La convenzione di Vienna tuttavia rimane meno flessibile rispetto ai principi Unidroit sul
tema dell'accettazione non conforme in virtù di condizioni aggiuntive o diverse - additional or
different terms (ovvero amendments) - che viene in effetti considerata una controproposta.
I principi di European Contract Law riservano maggiore flessibilità alla questione delle
modifiche contrattuali; una proposta si intenderà accettata se le modifiche non sono sostanziali material - e se risulta chiara la volontà di aderire alla proposta.
Negli Stati Uniti la posizione piuttosto rigida del common law è rappresentata dalla mirror
image rule, che considera il contratto concluso quando l'accettazione corrisponde pienamente alla
proposta (come "un'immagine allo specchio"); negli ultimi decenni tuttavia i giudici hanno preferito
mitigare questa rigidità ammettendo che i minor changes (le modifiche non sostanziali) non siano
fattori impeditivi alla conclusione del contratto.

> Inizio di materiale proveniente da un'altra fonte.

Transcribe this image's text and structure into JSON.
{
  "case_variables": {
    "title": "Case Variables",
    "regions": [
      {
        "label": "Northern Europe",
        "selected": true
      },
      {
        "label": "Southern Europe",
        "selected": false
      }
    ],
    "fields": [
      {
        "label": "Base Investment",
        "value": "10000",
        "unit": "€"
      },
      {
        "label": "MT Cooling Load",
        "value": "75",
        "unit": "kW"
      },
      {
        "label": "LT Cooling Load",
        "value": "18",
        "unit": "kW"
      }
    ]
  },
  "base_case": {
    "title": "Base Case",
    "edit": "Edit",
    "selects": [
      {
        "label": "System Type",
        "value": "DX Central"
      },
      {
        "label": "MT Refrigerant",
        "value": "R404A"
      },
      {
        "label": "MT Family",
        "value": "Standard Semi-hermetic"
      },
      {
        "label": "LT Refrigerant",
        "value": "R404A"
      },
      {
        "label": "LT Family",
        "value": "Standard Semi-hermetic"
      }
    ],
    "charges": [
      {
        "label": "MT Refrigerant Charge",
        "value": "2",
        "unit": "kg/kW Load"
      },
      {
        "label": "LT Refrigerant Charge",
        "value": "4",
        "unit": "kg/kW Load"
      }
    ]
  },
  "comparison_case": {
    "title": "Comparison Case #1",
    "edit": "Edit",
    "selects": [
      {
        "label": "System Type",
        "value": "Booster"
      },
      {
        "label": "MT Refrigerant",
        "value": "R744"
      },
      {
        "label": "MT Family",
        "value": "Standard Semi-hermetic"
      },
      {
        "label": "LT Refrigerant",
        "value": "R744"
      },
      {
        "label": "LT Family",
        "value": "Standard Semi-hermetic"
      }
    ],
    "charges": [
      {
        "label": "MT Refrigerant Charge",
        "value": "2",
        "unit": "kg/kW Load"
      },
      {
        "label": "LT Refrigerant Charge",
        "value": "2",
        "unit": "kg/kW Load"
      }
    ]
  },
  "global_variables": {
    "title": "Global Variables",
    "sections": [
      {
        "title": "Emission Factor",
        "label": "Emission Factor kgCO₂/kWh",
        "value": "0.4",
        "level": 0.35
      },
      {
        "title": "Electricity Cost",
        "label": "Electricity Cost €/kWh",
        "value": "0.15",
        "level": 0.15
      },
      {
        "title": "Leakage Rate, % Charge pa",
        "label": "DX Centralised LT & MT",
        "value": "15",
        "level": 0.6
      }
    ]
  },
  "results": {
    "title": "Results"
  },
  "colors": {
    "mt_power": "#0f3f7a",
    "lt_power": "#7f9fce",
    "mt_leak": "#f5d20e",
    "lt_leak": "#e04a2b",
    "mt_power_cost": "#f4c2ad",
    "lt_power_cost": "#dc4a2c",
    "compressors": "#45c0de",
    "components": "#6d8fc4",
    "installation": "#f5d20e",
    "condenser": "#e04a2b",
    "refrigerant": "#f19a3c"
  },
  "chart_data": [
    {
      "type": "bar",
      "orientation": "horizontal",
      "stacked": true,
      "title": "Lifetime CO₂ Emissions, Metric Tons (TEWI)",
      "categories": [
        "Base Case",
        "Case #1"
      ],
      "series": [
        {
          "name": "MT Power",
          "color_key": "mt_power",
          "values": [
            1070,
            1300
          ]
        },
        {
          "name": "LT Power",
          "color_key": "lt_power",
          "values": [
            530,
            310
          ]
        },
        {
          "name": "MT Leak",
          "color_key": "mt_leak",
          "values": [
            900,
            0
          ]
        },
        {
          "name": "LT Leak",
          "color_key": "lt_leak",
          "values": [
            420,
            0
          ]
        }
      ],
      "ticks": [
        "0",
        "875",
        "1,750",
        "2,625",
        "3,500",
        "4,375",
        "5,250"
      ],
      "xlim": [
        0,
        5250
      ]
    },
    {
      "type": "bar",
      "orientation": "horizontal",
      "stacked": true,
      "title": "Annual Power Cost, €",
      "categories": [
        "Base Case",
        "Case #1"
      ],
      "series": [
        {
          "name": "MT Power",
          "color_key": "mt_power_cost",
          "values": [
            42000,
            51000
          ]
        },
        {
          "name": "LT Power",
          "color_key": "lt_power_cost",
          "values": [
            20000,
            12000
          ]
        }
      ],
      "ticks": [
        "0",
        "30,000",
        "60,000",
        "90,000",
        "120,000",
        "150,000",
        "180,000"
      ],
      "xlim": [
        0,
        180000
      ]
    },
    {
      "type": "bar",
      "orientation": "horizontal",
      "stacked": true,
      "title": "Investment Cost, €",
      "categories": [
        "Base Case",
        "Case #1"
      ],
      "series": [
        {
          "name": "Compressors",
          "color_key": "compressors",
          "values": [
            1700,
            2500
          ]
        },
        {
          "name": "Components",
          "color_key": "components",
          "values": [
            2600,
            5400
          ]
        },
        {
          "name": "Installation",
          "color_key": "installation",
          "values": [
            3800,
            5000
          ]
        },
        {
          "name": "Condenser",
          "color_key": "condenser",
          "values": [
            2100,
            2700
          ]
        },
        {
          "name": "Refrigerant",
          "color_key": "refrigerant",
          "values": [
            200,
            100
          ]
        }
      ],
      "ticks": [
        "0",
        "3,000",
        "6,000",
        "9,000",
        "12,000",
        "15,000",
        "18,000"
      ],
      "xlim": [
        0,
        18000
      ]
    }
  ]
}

Su questa linea anche l'Art. 2.204 del U.C.C. (che però, lo ricordiamo, regola unicamente i
casi di sale of goods), che rispetto alla conclusione del contratto stabilisce la priorità della existence
of the agreement, palesata dai contraenti formalmente oppure per facta concludentia, sulle
technicalities relative al meccanismo di proposta e accettazione.